What does solidarity actually mean and how can we experience it? Today, the word solidarity is often used in political debates independent of political camps or ideologies, and its precise definition can become obscured. Six WYA members from the Austrian National Chapter wanted to uncover the meaning of solidarity and subsequently travelled to Poland where “Solidarity,” the most famous political movement for freedom within the Communist Eastern bloc, started in the early 1980s.

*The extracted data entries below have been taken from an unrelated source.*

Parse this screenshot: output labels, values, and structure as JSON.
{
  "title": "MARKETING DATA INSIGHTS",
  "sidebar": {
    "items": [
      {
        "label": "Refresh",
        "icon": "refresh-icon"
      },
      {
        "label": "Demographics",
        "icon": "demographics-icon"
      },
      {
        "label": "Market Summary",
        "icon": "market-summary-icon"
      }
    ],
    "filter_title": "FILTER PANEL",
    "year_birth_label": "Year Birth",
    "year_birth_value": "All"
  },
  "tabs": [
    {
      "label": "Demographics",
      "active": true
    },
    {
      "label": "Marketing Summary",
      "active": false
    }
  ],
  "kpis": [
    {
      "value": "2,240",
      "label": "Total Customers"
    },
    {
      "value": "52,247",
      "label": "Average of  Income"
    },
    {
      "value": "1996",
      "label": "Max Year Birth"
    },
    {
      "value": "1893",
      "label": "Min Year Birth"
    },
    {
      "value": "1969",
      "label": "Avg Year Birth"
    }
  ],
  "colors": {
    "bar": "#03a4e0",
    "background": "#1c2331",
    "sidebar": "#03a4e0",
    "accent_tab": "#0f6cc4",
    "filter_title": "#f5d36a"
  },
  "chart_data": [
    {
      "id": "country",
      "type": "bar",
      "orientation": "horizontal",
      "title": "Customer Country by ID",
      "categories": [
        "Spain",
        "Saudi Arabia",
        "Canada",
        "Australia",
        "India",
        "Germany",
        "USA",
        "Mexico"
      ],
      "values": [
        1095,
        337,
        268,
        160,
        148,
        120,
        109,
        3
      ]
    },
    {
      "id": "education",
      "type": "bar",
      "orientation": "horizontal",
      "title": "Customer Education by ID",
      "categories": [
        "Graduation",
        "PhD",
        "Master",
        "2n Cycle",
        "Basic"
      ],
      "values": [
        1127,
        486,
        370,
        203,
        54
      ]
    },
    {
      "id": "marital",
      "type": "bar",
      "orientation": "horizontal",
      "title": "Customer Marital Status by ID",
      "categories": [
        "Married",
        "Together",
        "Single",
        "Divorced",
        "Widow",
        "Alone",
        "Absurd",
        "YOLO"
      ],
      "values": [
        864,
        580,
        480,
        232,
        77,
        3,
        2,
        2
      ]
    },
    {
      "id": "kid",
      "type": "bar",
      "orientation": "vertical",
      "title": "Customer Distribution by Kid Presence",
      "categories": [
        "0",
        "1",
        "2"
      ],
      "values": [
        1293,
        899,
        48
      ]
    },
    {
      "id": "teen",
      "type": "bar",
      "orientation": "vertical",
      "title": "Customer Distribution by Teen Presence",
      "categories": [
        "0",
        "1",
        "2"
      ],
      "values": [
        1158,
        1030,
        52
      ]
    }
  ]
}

Our trip began in Warsaw, the capital of Poland, where the Austrian members were cordially welcomed by representatives of the Polish WYA National Chapter. In the same footsteps of John Paul II, George H. W. Bush and Margret Thatcher, we also visited the grave of Fr. Jerzy Popieluszko. Raised in a small village from the northeast of Poland, Fr. Jerzy Popieluszko was a charismatic priest who gave moral and spiritual support to strikers in the Warsaw Steelwork in 1981. Thereafter he was associated with workers and trade unionists from the Solidarity movement who opposed the Communist regime in Poland. As a staunch anti-communist, he criticised the Communist system in Poland and motivated people to protest for freedom. His speeches were regularly broadcast by Radio Free Europe and became famous throughout Poland for an uncompromising stance against the regime. He soon became a thorn in the flesh of the Communist regime at the time, the Polish Służba Bezpieczeństwa (“Security Service of the Ministry of Internal Affairs”), and the Służba Bezpieczeństwa tried to intimidate him. After a house search, Fr. Jerzy was arrested and jailed, but he was soon released on intervention by the Catholic church. After a failed assassination attempt on his life, he was offered a stay in Italy by his superior, but he refused to leave Poland. On October 19th, 1984 he was murdered by three officers of the Służba Bezpieczeństwa. After the murder, 800,000 people attended his funeral.
Hearing about the history of this man who died for the freedom of his country was the most powerful lesson on solidarity I had ever experienced. I realized from the example of Fr. Jerzy Popieluszko that solidarity is about selflessness. He spread a message of freedom and supported the families of political prisoners and people who had no money because of their politically motivated strikes from work. He did not receive any reward for his commitment: instead, he received the Communist government’s hostility towards his political activity, he was constantly watched by state agents, publicly defamed by government-controlled media, and endured the political oppression of his loved ones.
I also learned that solidarity is not about being a fearless super hero, nor is it about the ability to bear all risks against all odds. Fr. Jerzy was a simple man who came from the provinces and had a humble background. He also probably experienced a lot of fear for what he was doing. This was understandable in his situation, in a country where dissidents were treated as public enemies. Just as Fr. Jerzy exemplified, solidarity is about overcoming one’s fear and testifying to human dignity. His life’s sacrifice was not in vain; his solidarity was answered by even more standing in solidarity. 800,000 people attended his funeral to pay him homage. Even in death, Fr. Jerzy acted as a silent voice crying for freedom and human dignity.